The boy was allegedly overheard during an after-school club session talking about “guns and bombs” that were apparently in his father’s shed, and was referred to the Prevent scheme, which is the UK government’s counter-extremism strategy, designed to tackle prospective terrorists, and de-radicalize them before anything happens.
However, according to The Guardian, transcripts of a conversation with the worker at the club in September 2019 clearly highlighted that the reference to weapons was to do with Fortnite. The boy had been to his father’s house the previous night, and had been enthusiastically recounting watching his cousin playing the game to his friends.
“The office sent me all the information, including the transcript of that conversation. It’s quite clear he mentioned Fortnite,” his mother said. “He’s just a little boy with an imagination. The teachers should know in this setting that [children] have imagination. They know exactly what kids are like, and what young boys are like.”
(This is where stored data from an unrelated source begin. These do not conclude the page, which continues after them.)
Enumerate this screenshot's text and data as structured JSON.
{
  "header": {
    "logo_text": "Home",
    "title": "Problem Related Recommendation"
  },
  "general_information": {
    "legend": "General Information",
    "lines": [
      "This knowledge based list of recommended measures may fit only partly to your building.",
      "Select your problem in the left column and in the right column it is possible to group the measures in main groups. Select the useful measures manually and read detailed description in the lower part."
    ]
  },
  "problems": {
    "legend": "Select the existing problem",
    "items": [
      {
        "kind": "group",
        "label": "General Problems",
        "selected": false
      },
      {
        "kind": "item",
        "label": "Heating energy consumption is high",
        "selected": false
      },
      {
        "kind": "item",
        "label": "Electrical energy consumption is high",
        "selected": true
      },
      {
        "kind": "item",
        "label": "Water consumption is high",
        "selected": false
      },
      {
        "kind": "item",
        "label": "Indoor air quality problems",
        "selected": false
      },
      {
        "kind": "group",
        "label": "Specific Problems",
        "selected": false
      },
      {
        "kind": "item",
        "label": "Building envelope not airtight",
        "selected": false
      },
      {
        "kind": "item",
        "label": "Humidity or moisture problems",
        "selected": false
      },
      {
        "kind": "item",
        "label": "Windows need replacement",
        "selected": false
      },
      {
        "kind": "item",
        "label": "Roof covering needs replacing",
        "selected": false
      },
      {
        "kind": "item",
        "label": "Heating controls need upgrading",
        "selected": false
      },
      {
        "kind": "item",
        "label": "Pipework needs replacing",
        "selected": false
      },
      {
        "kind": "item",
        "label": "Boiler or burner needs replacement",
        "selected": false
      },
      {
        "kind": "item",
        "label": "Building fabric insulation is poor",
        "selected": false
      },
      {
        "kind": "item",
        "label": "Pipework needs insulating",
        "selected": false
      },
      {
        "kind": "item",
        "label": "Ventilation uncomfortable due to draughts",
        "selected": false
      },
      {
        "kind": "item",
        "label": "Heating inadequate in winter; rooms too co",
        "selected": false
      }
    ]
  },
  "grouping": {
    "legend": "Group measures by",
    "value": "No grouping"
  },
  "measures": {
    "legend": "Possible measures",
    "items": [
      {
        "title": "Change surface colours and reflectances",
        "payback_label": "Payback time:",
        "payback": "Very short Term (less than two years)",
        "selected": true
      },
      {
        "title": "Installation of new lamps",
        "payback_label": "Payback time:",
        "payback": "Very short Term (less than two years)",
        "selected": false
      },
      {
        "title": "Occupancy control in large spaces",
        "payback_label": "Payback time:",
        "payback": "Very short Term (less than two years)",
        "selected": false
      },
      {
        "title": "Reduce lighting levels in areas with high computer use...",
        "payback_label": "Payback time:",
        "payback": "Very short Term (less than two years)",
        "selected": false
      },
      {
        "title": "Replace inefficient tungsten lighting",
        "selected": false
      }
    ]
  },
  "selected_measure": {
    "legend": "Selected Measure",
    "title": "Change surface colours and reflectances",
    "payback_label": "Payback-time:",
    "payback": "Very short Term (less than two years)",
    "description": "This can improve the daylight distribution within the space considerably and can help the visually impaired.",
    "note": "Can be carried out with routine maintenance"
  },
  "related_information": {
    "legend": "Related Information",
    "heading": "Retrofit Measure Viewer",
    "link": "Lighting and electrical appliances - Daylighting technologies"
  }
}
Despite the boy clearly talking about Fortnite, police turned up to the family house at 10:30 p.m. to question them under the Prevent scheme.
“It could have gone really wrong. I worry armed police could have come to my house and, you know, arrested the parents, with social services getting involved,” the mother said. She added that the officer was also uneasy about taking the case, but had to “follow the Prevent flowchart.”
“He was in the same place as me really. You know: ‘Why have they done this?’ He said if they had any major concerns, they wouldn’t have sent him by himself,” the mother continued.
“We should all be free to express ourselves and go about our daily lives without being monitored for what we think or believe – and to grow up in a society where we feel safe to express our thoughts and opinions,” said Rosalind Comyn, the policy and campaigns manager for the pressure group Liberty.
“That’s why it’s so worrying that hundreds of children barely old enough to tie their own shoelaces are being profiled as potential future criminals based on things like the video games they play or the perceived views of their families,” Comyn added.
According to a freedom of information request by The Observer, the boy in question was one of 624 under-six-year-olds referred to the Prevent scheme between 2016 and 2019.